It’s my last morning in the Fatherland. Austria. Origin of Haslers, playground of lederhosen, yodelling spot of Julie Andrews, and birthplace of the world’s biggest villain, Arnold Schwarzenegger. Not really. Hitler, obvs. My great great grandfather came from this great land, so I’ve been keeping half an eye peeled for Haslerian lookalikes that might be fifth cousins ten times removed or something. I quite fancied making chums with a Bavarian doppelgänger, but I reckon Austria is quite big and I probably missed her while I was eating melted cheese or something.

I’m just about to go down for my last breakfast. After this I am going to fast for a week. I’ve been pumped so full of Austrian hospitality I reckon I’ve mutated extra stomachs to deal with the digestion – like a cow, but with much smaller teats.

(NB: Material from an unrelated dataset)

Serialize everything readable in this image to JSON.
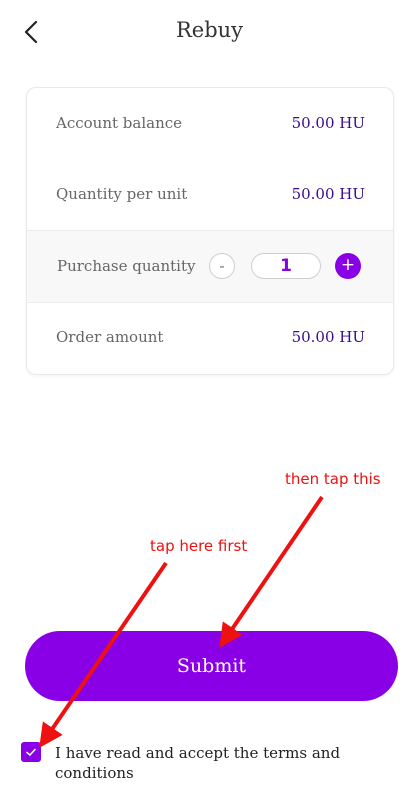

I’ve done lots of wonderful things on this trip. I’ve skied, tobogganed, been on a horse-drawn sleigh ride through the mountains, witnessed perhaps the most alarming version of Sweet Caroline ever, and sung Eidelweiss quietly to myself in a cable-car. (I didn’t have the balls to do the full score of Sound of Music at full hill-swirling volume. I wasn’t sure if it would echo and shake the snow off the peaks. I don’t want to kill novice skiers; they’ve got enough on their plates). And I’ve talked a lot with some wonderful people.

I always get a bit sad when things come to an end. Especially when you’ve been hanging out with people you are likely never to see again. The randomness with which people come together – how fleeting that time together is – boggles my small brain and I say goodbye feeling that something has ended before it even properly began. I’ll get glassy-eyed every time I look at the cute espresso cup I ‘borrowed’ from the hotel restaurant and wonder what everyone’s up to and if they’re having a nice day. They will probably never think of me ever again. And that’s ok. Why would they? It’s not like I’ve been juggling for them or doing sleight-of-hand magic tricks at dinner or anything fun like that.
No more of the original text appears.